French artist Ève Chabanon’s research draws from the Antropofagia movement, initiated in 1920’s Brazil by poet and modernist Oswald de Andrade. “Only anthropophagy is uniting us […] Tupi or not Tupi, that is the question”. Referring to ontological perspectives of the Tupi (the largest indigenous group in Brazil), Chabanon launches a poetic and aesthetic investigation into cultural preservation through embodying alternative perspectives and ways of existing.
Instead of adhering to one pacified, collective ‘body’, Chabanon suggests the presence of multiplied subjectivities that are shaped by an openness to the outside. “These subjectivities don’t act as mirrors but as destinations. Connection becomes a journey of resistance across physical and mental boundaries, through exposing oneself to the metaphysics of other beings”. Chabanon finds echos of her current research in Aotearoa New Zealand’s colonial history, the Arts and Crafts movement and intellectual property rights.

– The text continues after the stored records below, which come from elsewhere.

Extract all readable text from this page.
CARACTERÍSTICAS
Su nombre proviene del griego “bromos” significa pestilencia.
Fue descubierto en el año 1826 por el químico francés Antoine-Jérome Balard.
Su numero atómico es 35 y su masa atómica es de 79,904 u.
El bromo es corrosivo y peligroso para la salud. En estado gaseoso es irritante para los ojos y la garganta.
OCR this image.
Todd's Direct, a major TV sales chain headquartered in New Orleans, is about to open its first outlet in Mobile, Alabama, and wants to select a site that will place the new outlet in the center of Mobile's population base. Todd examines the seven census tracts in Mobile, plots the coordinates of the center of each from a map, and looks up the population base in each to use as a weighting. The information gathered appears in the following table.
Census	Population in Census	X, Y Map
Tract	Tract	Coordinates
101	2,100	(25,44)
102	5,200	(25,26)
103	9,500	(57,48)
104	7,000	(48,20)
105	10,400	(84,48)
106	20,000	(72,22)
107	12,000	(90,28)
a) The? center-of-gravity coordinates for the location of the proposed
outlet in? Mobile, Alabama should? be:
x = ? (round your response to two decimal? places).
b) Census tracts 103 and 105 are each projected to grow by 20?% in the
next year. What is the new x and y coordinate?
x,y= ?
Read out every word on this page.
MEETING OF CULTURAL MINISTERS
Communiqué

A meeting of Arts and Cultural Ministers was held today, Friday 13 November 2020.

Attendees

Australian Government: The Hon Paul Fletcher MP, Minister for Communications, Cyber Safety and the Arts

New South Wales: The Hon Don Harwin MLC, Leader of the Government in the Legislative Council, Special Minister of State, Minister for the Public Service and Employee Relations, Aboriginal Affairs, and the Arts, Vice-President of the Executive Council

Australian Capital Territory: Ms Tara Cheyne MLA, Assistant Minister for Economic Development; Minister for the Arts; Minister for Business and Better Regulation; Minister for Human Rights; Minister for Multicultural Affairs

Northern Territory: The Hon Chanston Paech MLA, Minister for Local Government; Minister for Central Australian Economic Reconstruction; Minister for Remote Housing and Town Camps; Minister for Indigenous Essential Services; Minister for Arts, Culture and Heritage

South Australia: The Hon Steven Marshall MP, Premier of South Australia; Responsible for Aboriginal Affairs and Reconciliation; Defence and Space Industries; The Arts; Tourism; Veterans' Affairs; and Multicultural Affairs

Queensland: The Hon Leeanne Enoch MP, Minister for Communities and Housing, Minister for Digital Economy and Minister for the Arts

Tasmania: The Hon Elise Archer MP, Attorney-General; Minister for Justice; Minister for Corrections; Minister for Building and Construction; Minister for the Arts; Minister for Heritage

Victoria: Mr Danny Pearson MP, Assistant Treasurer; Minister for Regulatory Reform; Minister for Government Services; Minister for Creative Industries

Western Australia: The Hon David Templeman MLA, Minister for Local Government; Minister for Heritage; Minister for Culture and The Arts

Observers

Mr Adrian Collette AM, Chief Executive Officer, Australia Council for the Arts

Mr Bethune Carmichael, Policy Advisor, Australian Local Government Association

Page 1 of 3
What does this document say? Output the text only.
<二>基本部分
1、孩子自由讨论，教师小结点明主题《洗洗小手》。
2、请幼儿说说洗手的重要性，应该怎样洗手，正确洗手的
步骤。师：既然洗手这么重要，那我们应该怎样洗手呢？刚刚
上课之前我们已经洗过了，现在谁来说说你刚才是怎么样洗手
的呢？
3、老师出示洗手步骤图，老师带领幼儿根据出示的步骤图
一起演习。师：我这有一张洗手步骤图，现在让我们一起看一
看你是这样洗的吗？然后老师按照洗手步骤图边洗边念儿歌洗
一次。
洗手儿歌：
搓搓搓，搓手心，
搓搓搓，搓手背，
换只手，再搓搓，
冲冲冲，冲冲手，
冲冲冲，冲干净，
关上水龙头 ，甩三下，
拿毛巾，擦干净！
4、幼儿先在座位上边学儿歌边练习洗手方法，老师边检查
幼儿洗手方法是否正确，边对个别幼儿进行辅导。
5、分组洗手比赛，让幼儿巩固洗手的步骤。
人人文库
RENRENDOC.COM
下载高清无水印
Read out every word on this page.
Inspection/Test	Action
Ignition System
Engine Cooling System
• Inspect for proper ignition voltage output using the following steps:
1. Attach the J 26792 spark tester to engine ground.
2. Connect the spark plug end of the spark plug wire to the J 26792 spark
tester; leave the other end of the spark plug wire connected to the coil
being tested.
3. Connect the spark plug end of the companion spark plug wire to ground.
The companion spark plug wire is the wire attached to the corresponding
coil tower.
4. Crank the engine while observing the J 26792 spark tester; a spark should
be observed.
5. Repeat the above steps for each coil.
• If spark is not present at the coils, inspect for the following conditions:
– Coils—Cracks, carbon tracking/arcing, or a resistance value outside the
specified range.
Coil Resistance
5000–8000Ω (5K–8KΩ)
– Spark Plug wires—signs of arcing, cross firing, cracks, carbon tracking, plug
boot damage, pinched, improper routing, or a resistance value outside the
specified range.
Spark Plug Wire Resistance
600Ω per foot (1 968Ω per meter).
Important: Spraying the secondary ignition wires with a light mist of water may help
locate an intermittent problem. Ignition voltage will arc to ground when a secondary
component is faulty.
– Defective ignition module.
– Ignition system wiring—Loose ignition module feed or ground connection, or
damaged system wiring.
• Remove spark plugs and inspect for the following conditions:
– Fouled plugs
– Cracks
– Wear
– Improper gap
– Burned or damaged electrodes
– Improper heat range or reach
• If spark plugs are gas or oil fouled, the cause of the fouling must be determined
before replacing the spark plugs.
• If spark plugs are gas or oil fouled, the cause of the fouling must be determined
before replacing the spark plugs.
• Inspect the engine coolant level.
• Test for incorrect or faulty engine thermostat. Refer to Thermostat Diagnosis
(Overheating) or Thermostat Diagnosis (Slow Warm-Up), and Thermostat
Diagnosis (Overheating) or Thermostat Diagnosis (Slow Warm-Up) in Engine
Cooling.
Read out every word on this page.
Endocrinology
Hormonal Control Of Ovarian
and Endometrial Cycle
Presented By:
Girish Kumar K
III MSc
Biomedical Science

This exhibition follows a series of performative dinners and is the first of Chabanon’s two solo exhibitions in Wellington. The first part of Eating Each Other introduces her residency project through handmade ceramics and collaborative elements, framed by the futuristic architecture of Ian Athfield. The second part of the exhibition opens at the Engine Room, Massey University, in September.